# What type of strap is this called?



## jizzle (Jul 11, 2010)

I have been searching on and off for ages for a strap like this! Does this design/style have a specific name? I've only ever found these for Apple watches... (which is not what I'm looking for)

Im hoping to find one with a 20mm lug width to give a vintage look to a couple of watches.

Any help would be appreciated!


----------



## Alpha550t (Mar 31, 2020)

jizzle said:


> I have been searching on and off for ages for a strap like this! Does this design/style have a specific name? I've only ever found these for Apple watches... (which is not what I'm looking for)
> 
> Im hoping to find one with a 20mm lug width to give a vintage look to a couple of watches.
> 
> Any help would be appreciated!


 I hope you find out, I really like that myself. It's very distinctive.


----------



## louiswu (May 16, 2009)

Hi,

Closest i could find via a quick search was a Meyhoffer Slatina.

Flat ended though, and different clasp but might give you the same(ish) look for 30 euros










There's also the less catchily-named Eichmiller Em-MC150 for 50 euros, which is also flat-ended but has the same clasp design ..


----------



## louiswu (May 16, 2009)

The only curved-end versions i can find are 22mm and the design is called Bandoleer.

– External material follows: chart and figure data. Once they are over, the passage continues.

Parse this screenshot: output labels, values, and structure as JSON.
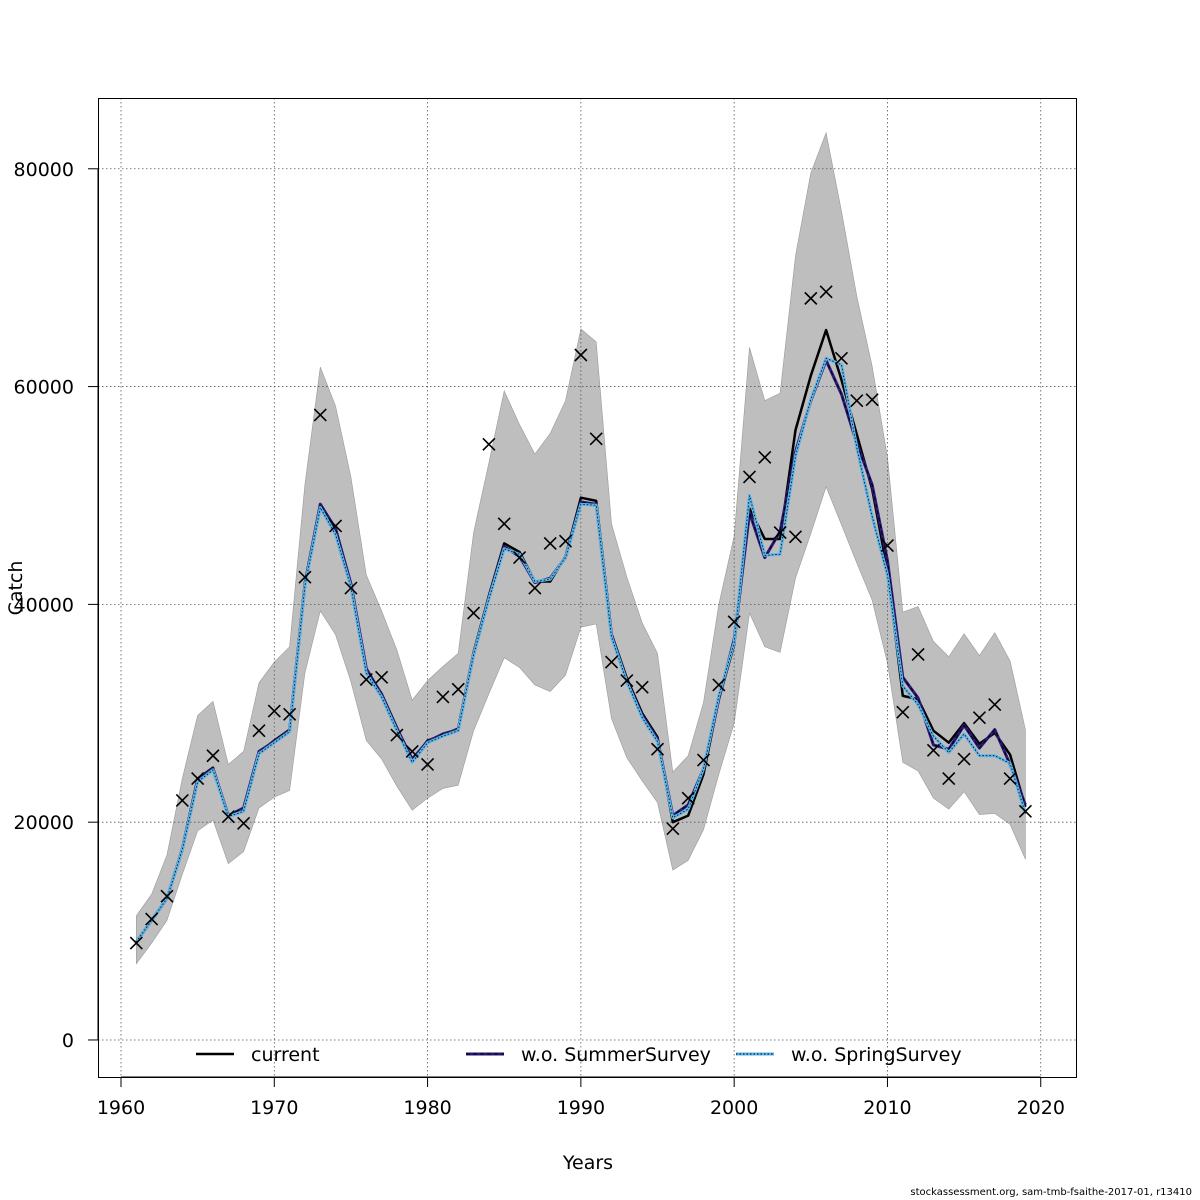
{
  "chart_data": {
    "type": "line",
    "xlabel": "Years",
    "ylabel": "Catch",
    "xlim": [
      1958.5,
      2022.3
    ],
    "ylim": [
      -3400,
      86500
    ],
    "x_ticks": [
      1960,
      1970,
      1980,
      1990,
      2000,
      2010,
      2020
    ],
    "y_ticks": [
      0,
      20000,
      40000,
      60000,
      80000
    ],
    "grid": true,
    "legend_position": "bottom",
    "colors": {
      "band": "#bebebe",
      "current": "#000000",
      "summer": "#2b1a7a",
      "spring": "#5ab4e8",
      "observed": "#000000"
    },
    "x": [
      1961,
      1962,
      1963,
      1964,
      1965,
      1966,
      1967,
      1968,
      1969,
      1970,
      1971,
      1972,
      1973,
      1974,
      1975,
      1976,
      1977,
      1978,
      1979,
      1980,
      1981,
      1982,
      1983,
      1984,
      1985,
      1986,
      1987,
      1988,
      1989,
      1990,
      1991,
      1992,
      1993,
      1994,
      1995,
      1996,
      1997,
      1998,
      1999,
      2000,
      2001,
      2002,
      2003,
      2004,
      2005,
      2006,
      2007,
      2008,
      2009,
      2010,
      2011,
      2012,
      2013,
      2014,
      2015,
      2016,
      2017,
      2018,
      2019
    ],
    "band_upper": [
      11400,
      13400,
      17000,
      24000,
      29800,
      31100,
      25300,
      26500,
      32800,
      34700,
      36100,
      51000,
      61800,
      58200,
      51700,
      42700,
      39400,
      35800,
      31200,
      33000,
      34300,
      35500,
      46600,
      53000,
      59600,
      56500,
      53800,
      55700,
      58700,
      65300,
      64100,
      47400,
      42500,
      38300,
      35500,
      24600,
      26100,
      31000,
      40000,
      46300,
      63600,
      58700,
      59400,
      72000,
      79600,
      83300,
      76100,
      68300,
      61900,
      53500,
      39300,
      39800,
      36600,
      35200,
      37300,
      35300,
      37400,
      34800,
      28500
    ],
    "band_lower": [
      7000,
      8900,
      11000,
      15200,
      19200,
      20200,
      16200,
      17300,
      21300,
      22300,
      22900,
      33700,
      39400,
      37200,
      32900,
      27500,
      25800,
      23300,
      21100,
      22200,
      23100,
      23400,
      28400,
      31800,
      35100,
      34200,
      32600,
      32000,
      33500,
      37900,
      38200,
      29500,
      25900,
      23800,
      21800,
      15600,
      16500,
      19300,
      24400,
      29100,
      39200,
      36100,
      35600,
      42400,
      46500,
      50800,
      47300,
      43800,
      40400,
      34600,
      25500,
      24700,
      22200,
      21200,
      22800,
      20700,
      20800,
      19800,
      16600
    ],
    "series": [
      {
        "name": "current",
        "values": [
          9000,
          11000,
          13000,
          17600,
          24000,
          25000,
          20600,
          21200,
          26400,
          27500,
          28500,
          42000,
          49200,
          47000,
          41800,
          34000,
          31800,
          28700,
          25700,
          27500,
          28000,
          28600,
          35600,
          40800,
          45600,
          44800,
          42100,
          42100,
          44400,
          49800,
          49500,
          37300,
          33200,
          30000,
          27800,
          20000,
          20600,
          24400,
          31300,
          36300,
          48800,
          46000,
          46000,
          56000,
          61000,
          65200,
          60600,
          55600,
          50600,
          43100,
          31600,
          31300,
          28400,
          27300,
          29100,
          27200,
          28200,
          26200,
          21400
        ]
      },
      {
        "name": "w.o. SummerSurvey",
        "values": [
          9000,
          11000,
          13000,
          17500,
          23900,
          24900,
          20600,
          21300,
          26500,
          27400,
          28400,
          41800,
          49200,
          46900,
          41900,
          34100,
          31700,
          28600,
          25800,
          27400,
          28100,
          28500,
          35400,
          40600,
          45300,
          44400,
          42000,
          42400,
          44300,
          49400,
          49200,
          37200,
          32900,
          29800,
          27600,
          20600,
          21600,
          24900,
          31300,
          36800,
          48400,
          44300,
          46700,
          54000,
          58700,
          62400,
          59300,
          54800,
          51000,
          44000,
          33300,
          31400,
          27100,
          26700,
          28900,
          26800,
          28500,
          25300,
          21600
        ]
      },
      {
        "name": "w.o. SpringSurvey",
        "values": [
          9000,
          11000,
          13000,
          17500,
          23700,
          24800,
          20500,
          21000,
          26300,
          27300,
          28300,
          41700,
          48900,
          46400,
          41600,
          33700,
          31500,
          28400,
          25500,
          27300,
          27900,
          28400,
          35400,
          40500,
          45100,
          44600,
          42100,
          42300,
          44300,
          49200,
          49100,
          37000,
          32900,
          29600,
          27400,
          20400,
          21200,
          24900,
          31600,
          36500,
          50000,
          44500,
          44600,
          53600,
          58800,
          62600,
          62000,
          54400,
          48100,
          42700,
          32500,
          30800,
          27900,
          26400,
          28100,
          26100,
          26100,
          25400,
          20800
        ]
      }
    ],
    "observed": [
      {
        "x": 1961,
        "y": 8900
      },
      {
        "x": 1962,
        "y": 11100
      },
      {
        "x": 1963,
        "y": 13200
      },
      {
        "x": 1964,
        "y": 22000
      },
      {
        "x": 1965,
        "y": 24000
      },
      {
        "x": 1966,
        "y": 26100
      },
      {
        "x": 1967,
        "y": 20500
      },
      {
        "x": 1968,
        "y": 19900
      },
      {
        "x": 1969,
        "y": 28400
      },
      {
        "x": 1970,
        "y": 30200
      },
      {
        "x": 1971,
        "y": 29900
      },
      {
        "x": 1972,
        "y": 42500
      },
      {
        "x": 1973,
        "y": 57400
      },
      {
        "x": 1974,
        "y": 47200
      },
      {
        "x": 1975,
        "y": 41500
      },
      {
        "x": 1976,
        "y": 33100
      },
      {
        "x": 1977,
        "y": 33300
      },
      {
        "x": 1978,
        "y": 28000
      },
      {
        "x": 1979,
        "y": 26500
      },
      {
        "x": 1980,
        "y": 25300
      },
      {
        "x": 1981,
        "y": 31500
      },
      {
        "x": 1982,
        "y": 32200
      },
      {
        "x": 1983,
        "y": 39200
      },
      {
        "x": 1984,
        "y": 54700
      },
      {
        "x": 1985,
        "y": 47400
      },
      {
        "x": 1986,
        "y": 44300
      },
      {
        "x": 1987,
        "y": 41500
      },
      {
        "x": 1988,
        "y": 45600
      },
      {
        "x": 1989,
        "y": 45800
      },
      {
        "x": 1990,
        "y": 62900
      },
      {
        "x": 1991,
        "y": 55200
      },
      {
        "x": 1992,
        "y": 34700
      },
      {
        "x": 1993,
        "y": 33000
      },
      {
        "x": 1994,
        "y": 32400
      },
      {
        "x": 1995,
        "y": 26700
      },
      {
        "x": 1996,
        "y": 19400
      },
      {
        "x": 1997,
        "y": 22200
      },
      {
        "x": 1998,
        "y": 25700
      },
      {
        "x": 1999,
        "y": 32600
      },
      {
        "x": 2000,
        "y": 38400
      },
      {
        "x": 2001,
        "y": 51700
      },
      {
        "x": 2002,
        "y": 53500
      },
      {
        "x": 2003,
        "y": 46600
      },
      {
        "x": 2004,
        "y": 46200
      },
      {
        "x": 2005,
        "y": 68100
      },
      {
        "x": 2006,
        "y": 68700
      },
      {
        "x": 2007,
        "y": 62600
      },
      {
        "x": 2008,
        "y": 58700
      },
      {
        "x": 2009,
        "y": 58800
      },
      {
        "x": 2010,
        "y": 45400
      },
      {
        "x": 2011,
        "y": 30100
      },
      {
        "x": 2012,
        "y": 35400
      },
      {
        "x": 2013,
        "y": 26600
      },
      {
        "x": 2014,
        "y": 24000
      },
      {
        "x": 2015,
        "y": 25800
      },
      {
        "x": 2016,
        "y": 29600
      },
      {
        "x": 2017,
        "y": 30800
      },
      {
        "x": 2018,
        "y": 24000
      },
      {
        "x": 2019,
        "y": 21000
      }
    ]
  },
  "credit": "stockassessment.org, sam-tmb-fsaithe-2017-01, r13410"
}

They go for a couple hundred :scared:


----------



## WRENCH (Jun 20, 2016)

@jizzle

https://www.etsy.com/uk/listing/699955553/high-quality-stainless-steel-watchbands?


----------



## jizzle (Jul 11, 2010)

You are a legend! Thank you so much!


----------



## MrBrown (Mar 15, 2020)

Or you can try at Watchgecko, my favorite sites for straps


----------